Stolz waren Politiker und Verbandsfunktionäre über den gefundenen Kompromiss zur EU-Weinmarktordnung im letzten Dezember. Als Sieg über die unbelehrbaren Brüsseler Bürokraten und die sture Agrarkommissarin wurde die Einigung gar gefeiert. Inzwischen ist Ernüchterung eingekehrt, denn die EU-Kommission versucht weiterhin, die alten Vorstellungen mit Aufhebung des Anbaustopps und stark romanisch angehauchtem Bezeichnungsrecht durchzudrücken. Unter dem Deckmäntelchen Entbürokratisierung und Liberalisierung wird das Weinrecht Bestandteil der großen landwirtschaftlichen Marktordnung und die Unterscheidung zwischen Tafel- und Qualitätswein sowie Drittlandsweinen wird aufgehoben. Künftig gibt es nur noch Wein. Die Herkunft ist dann das Unterscheidungsmerkmal. Es gibt zwei Hauptgruppen, nämlich Weine mit Herkunft, die sich unterteilen in Weine mit geschützter geografischer Angabe oder Weine mit garantierter Ursprungsbezeichnung, sowie der zweiten Großgruppe: den Weinen ohne Herkunft. Aber auch diese Weine haben Heimat. Denn es steht wie auf allen anderen Etiketten auch deutscher Wein. Wer diese Logik versteht, muss in Brüsseler Kommissionsdiensten arbeiten.

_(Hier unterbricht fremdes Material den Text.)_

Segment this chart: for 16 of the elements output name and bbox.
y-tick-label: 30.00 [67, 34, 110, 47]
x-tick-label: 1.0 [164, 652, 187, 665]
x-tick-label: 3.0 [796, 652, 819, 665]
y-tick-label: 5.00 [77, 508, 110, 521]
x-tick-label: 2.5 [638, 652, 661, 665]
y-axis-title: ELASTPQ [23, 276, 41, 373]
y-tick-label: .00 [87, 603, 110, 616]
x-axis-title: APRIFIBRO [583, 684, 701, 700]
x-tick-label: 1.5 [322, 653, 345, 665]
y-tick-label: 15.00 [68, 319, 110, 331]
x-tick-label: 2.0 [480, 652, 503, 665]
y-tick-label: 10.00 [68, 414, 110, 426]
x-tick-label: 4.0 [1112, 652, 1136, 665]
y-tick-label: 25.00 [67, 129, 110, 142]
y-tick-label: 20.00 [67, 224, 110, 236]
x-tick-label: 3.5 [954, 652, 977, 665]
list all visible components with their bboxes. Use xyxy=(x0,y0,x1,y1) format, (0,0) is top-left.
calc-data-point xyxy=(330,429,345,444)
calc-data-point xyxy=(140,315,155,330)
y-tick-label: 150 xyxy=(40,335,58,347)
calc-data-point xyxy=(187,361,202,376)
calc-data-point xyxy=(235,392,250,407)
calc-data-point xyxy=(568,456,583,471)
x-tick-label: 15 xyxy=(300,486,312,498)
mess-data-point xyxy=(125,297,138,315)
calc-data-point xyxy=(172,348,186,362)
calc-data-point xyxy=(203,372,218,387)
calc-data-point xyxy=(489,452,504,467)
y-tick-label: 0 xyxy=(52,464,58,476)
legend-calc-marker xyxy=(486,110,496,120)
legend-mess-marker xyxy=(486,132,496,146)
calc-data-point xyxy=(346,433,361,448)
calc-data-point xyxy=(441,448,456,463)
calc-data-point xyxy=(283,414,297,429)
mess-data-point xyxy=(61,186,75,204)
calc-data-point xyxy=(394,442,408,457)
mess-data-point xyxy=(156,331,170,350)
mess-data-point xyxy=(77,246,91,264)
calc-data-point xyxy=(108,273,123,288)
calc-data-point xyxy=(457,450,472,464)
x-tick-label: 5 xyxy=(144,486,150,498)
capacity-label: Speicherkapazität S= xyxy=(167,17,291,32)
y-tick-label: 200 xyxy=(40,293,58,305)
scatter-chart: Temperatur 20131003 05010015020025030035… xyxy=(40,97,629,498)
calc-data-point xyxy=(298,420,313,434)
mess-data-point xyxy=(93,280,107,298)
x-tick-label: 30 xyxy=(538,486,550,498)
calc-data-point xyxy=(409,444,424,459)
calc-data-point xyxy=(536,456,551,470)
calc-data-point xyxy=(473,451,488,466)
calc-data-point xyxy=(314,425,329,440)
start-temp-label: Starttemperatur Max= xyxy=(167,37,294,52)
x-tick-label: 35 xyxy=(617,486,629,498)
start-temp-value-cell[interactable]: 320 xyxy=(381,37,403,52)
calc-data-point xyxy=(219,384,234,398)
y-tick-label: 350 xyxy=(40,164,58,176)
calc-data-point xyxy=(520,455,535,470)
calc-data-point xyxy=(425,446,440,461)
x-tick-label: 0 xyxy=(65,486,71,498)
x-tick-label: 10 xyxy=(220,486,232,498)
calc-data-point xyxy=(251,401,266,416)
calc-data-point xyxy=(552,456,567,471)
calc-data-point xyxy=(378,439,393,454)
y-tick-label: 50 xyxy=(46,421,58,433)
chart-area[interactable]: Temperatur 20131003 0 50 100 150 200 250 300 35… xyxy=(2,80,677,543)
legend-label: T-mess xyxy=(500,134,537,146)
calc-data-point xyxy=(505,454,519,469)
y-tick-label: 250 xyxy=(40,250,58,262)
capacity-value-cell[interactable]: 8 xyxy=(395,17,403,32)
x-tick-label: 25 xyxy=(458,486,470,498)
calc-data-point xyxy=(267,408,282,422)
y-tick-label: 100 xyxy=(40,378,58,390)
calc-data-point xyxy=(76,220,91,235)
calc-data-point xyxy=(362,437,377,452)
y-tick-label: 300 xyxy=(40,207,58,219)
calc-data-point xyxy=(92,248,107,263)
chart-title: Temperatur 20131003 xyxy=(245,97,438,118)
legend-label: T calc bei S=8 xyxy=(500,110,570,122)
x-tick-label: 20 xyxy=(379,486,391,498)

Aber alles Lamentieren nützt nichts. Das Bezeichnungsrecht wird kommen. Das neue System bedeutet nicht, dass die Begriffe Qualitätswein und Prädikatswein unzulässig sind. Sie können weiterhin verwandt werden und haben die Chance auf eine Neupositionierung. Ein spannender Fragenkomplex ist, welche Erträge und Produktionsbedingungen und welche Anreicherungsspannen festgelegt werden? Derzeit gibt es große Interessensunterschiede zwischen den Weinbaubetrieben und Kellereien. Die Aufgabe der nächsten Monate wird sein, zu gemeinsamen Positionen zu kommen, um in Brüssel geschlossen aufzutreten.